Na mesma nota informativa informa que «imediatamente» após ter conhecimento do relatório da ERS tomada no passado mês de Setembro foram toadas diversas medidas, umas das quais a «Triagem de Manchester na Urgência Obstétrica». Para além disso, «foram adquiridos três cardiotocógrafos com gravação de dados em sistema informático» e «revisto o regulamento interno do Serviço de Urgência Obstétrica e procedimentos». A administração informa ainda que «estão programadas no Plano de Formação do próximo ano formações para todos os profissionais, de acordo com a Norma da DGS 001/2017, (Comunicação eficaz na transição de Cuidados de Saúde) e Normalização de registos clínicos, de acordo com o despacho n.º 2784/2013 de 20 de fevereiro».
De recordar que o caso que motivou a deliberação da ERS ocorreu no passado dia 16 de Fevereiro quando uma mulher, grávida de 37 semanas, deu entrada na ULS às 09:30 com uma pequena perda de sangue.

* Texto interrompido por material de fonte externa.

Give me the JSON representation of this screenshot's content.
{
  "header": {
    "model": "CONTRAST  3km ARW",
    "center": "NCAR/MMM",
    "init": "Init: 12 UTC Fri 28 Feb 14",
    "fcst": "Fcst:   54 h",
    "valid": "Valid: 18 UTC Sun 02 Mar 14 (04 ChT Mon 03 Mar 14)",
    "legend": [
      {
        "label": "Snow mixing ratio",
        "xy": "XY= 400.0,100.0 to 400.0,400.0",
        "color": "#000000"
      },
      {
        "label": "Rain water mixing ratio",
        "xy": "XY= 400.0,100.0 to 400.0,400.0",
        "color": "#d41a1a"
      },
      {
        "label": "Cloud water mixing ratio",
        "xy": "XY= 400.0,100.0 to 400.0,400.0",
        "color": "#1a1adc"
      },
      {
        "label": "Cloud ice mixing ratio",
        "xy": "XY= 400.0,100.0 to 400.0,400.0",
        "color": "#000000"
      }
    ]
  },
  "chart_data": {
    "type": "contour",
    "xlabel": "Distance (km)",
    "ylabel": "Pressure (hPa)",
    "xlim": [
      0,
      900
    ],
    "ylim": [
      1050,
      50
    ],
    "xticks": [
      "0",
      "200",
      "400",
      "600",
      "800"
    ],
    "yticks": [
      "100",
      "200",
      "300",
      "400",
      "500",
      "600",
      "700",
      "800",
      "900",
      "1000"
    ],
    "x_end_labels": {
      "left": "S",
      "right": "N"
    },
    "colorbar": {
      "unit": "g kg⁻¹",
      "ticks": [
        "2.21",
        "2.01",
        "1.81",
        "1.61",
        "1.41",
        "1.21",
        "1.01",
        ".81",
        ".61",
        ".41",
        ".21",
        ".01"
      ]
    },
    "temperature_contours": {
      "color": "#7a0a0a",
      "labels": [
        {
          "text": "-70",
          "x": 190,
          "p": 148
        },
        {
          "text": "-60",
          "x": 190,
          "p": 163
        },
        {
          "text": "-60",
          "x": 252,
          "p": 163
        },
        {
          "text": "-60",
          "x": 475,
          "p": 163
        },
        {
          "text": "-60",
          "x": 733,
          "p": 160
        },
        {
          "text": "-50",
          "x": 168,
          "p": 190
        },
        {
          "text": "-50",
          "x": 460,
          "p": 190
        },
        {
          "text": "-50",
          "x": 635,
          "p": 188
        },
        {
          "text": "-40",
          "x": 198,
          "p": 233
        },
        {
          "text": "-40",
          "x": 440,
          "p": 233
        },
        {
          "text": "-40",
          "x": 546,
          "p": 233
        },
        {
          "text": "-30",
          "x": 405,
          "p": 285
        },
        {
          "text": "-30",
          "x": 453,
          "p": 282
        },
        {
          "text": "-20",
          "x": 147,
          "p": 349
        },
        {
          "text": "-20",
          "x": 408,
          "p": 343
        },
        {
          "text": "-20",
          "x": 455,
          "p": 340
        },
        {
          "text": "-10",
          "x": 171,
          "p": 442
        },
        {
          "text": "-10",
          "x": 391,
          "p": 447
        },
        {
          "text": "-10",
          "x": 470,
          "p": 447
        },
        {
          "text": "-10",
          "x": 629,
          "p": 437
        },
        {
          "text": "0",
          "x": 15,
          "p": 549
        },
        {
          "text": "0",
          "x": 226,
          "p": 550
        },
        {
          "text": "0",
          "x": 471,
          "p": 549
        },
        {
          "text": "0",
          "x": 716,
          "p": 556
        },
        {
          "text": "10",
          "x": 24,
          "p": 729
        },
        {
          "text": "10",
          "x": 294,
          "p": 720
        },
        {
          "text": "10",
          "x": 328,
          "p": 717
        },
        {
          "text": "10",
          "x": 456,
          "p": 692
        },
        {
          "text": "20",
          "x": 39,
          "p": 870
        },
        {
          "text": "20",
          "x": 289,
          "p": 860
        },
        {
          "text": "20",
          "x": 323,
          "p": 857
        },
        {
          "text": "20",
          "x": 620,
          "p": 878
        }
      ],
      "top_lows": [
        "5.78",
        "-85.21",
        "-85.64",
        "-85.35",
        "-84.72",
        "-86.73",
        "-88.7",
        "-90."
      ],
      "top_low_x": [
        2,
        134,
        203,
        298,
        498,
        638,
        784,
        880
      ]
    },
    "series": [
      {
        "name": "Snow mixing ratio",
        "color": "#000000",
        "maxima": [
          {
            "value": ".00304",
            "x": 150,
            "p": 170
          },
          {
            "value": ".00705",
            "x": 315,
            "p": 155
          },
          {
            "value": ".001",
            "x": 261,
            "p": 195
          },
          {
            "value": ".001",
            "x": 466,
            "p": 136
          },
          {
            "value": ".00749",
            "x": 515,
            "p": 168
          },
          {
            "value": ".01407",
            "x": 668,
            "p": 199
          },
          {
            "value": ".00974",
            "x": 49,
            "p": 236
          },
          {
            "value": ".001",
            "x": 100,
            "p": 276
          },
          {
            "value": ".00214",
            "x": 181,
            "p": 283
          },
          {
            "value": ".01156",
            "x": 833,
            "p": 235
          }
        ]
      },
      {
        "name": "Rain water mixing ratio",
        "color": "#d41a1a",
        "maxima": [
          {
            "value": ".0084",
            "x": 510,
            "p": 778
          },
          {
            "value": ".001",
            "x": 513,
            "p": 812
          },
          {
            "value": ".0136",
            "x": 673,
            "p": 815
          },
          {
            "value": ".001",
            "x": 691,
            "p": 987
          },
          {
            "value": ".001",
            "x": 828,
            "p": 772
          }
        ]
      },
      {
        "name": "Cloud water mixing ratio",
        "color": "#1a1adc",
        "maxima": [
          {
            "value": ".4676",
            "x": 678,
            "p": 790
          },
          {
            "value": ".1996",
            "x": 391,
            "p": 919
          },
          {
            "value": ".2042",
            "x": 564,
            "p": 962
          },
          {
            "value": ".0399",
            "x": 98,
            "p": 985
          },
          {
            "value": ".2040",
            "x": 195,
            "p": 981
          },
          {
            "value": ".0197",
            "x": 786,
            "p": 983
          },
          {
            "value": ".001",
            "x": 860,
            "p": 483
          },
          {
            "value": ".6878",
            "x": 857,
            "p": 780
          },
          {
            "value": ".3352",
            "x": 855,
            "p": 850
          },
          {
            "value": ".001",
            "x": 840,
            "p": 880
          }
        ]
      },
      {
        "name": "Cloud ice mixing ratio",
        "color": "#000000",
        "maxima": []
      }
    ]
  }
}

Às 10:40, segundo as conclusões do inquérito instaurado internamente pela unidade de saúde e que consta de uma deliberação da Entidade Reguladora da Saúde (ERS), o obstetra realizou uma ecografia, tendo constatado a ausência de batimentos cardíacos do feto. No entanto, sublinha a ERS, «no relatório de urgência remetido pela Unidade Local de Saúde da Guarda (ULSG) não existe qualquer registo da realização de ecografia, a hora a que foi realizada nem o resultado do exame».
A ERS identificou no atendimento a esta grávida um «alegado tempo de espera excessivo para atendimento da utente após a sua admissão no serviço de urgência, não havendo registos de ter sido efectuada triagem, nem da sua adequada monitorização e vigilância clínica durante o período de espera».
O regulador apurou ainda «uma eventual não garantia de que os registos clínicos dos utentes sejam fiáveis e reproduzam a real situação clínica, bem como os cuidados, efetivamente, prestados», recordando que “não há registo de observação ginecológica, da audição da auscultação fetal, nem da avaliação dos sinais vitais da grávida».


Registou-se ainda «uma eventual existência de falta de comunicação e articulação entre os diversos profissionais de saúde presentes» no serviço de urgência. Esta falta de comunicação e articulação é passível de prejudicar «a transmissão de informação completa, necessária para, em cada momento da prestação de cuidados de saúde, cada um dos profissionais envolvidos tomar as melhores decisões», lê-se na deliberação da ERS.